We know empirically that $I \propto E$, So, hmmm, this theory doesn't quite work.

Drude theory

Paul Drude (1863-1906) modified the picture above in two ways...

  • Let's assume that the electrons are in thermal equilibrium with the things they're colliding with: After a collision, the velocity is not zero, but rather $v_\text{thermal}$.
  • It turns out $v_\text{thermal} \gg v_\text{drift}$, so
  • The average time between collisions is not related to the acceleration, but is just $t_\text{ave} = \lambda/v_\text{thermal}$.
  • So, the average (drift) velocity is $$v_\text{ave} = \frac{1}{2}a t_\text{ave}=\frac{1}{2}\frac{qE}{m}\frac{\lambda}{v_\text{thermal}}.$$

If $n$ is the number of molecules per unit volume, $f$ is the number of free electrons per molecule, $q$ is the carrier charge, and $m$ is the mass of the carrier, we have... $$\myv J = nfq \myv v_\text{ave}=\left(\frac{nf\lambda q^2}{2mv_\text{thermal}}\right) \myv E.$$ And the quantity in parentheses is apparently the conductivity.

This formula shows that Drude's theory correctly accounts for the linear relationship between $\myv J$ and $\myv E$.

As the temperature drops, $v_\text{thermal}$ drops, and so the resistivity $\rho=1/\sigma \propto v_\text{thermal}$ also drops. (See Ashcroft and Mermin, "Solid State Physics"). ...Yup!

In this picture, the time between collisions is mainly determined by the thermal velocity.

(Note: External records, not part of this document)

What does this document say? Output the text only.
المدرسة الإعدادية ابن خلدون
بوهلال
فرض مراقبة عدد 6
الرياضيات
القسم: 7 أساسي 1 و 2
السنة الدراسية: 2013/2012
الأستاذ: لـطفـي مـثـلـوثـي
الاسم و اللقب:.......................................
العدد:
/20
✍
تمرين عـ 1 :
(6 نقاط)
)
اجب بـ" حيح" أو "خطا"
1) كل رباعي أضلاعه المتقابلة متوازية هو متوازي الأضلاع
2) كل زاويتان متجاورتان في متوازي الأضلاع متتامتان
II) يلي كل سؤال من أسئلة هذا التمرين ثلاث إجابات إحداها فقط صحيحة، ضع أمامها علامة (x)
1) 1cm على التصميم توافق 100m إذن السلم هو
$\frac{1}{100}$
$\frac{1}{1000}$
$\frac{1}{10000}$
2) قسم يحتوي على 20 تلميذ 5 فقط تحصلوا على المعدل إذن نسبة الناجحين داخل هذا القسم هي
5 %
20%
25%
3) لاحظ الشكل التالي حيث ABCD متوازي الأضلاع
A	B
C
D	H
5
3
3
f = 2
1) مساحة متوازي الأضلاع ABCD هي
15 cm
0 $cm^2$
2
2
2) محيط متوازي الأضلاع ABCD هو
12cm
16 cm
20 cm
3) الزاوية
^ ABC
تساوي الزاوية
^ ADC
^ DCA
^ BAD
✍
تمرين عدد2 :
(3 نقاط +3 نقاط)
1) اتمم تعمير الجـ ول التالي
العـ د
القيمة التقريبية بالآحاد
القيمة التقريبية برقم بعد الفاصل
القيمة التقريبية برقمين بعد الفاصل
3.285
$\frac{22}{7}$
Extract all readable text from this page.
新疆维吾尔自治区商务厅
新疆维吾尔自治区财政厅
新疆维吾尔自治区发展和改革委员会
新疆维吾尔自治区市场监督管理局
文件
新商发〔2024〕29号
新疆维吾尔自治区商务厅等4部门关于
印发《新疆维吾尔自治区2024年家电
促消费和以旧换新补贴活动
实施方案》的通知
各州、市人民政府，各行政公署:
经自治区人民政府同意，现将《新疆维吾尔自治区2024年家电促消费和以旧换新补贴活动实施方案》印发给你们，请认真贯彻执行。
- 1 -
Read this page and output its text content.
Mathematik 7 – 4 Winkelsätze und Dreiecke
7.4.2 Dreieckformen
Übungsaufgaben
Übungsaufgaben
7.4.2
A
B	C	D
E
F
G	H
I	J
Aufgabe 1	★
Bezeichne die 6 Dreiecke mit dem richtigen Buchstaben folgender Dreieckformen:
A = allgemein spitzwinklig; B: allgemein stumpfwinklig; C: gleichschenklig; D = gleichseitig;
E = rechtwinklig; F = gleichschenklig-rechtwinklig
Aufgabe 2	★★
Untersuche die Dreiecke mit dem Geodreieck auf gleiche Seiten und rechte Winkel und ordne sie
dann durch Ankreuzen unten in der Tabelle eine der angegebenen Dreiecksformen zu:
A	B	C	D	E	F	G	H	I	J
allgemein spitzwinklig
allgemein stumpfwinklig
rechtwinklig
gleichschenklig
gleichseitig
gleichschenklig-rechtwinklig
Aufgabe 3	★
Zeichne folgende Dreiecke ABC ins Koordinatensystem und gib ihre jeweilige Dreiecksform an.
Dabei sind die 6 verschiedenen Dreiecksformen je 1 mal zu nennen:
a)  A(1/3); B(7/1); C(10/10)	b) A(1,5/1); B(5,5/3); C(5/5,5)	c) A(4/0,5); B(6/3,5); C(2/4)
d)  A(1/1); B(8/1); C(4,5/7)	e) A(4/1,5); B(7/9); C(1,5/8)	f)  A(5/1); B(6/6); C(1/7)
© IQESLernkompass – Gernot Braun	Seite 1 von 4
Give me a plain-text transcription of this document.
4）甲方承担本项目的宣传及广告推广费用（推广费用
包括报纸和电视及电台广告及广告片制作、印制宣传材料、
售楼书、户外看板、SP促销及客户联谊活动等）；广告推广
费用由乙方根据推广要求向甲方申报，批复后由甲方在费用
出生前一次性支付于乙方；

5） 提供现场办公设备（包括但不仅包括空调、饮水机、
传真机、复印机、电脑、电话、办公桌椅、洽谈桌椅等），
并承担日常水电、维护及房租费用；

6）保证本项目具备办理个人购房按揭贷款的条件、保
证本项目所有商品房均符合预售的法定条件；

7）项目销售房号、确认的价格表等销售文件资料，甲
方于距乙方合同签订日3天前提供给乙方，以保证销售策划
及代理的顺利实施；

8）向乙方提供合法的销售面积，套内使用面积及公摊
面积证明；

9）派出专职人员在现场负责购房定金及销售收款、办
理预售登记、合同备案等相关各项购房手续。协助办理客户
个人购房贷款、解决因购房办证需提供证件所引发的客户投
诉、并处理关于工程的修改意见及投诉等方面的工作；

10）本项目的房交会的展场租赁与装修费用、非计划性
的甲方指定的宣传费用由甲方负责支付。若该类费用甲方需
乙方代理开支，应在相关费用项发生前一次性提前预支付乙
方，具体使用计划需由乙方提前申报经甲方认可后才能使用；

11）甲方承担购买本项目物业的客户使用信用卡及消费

The changes in velocity due to the acceleration in the electric field account for the average current in the direction of the field, but are small compared to the average velocity of the charge carriers.

The potential difference $V$ from one end of the conductor to the other is the work (energy) per unit charge to move charge through the circuit.

Multiply this energy per charge times the charge / second ($I$) moving through the circuit, we'll get a power (energy / time): $$P= VI = I^2 R,$$ which appears as resistive heating of the circuit.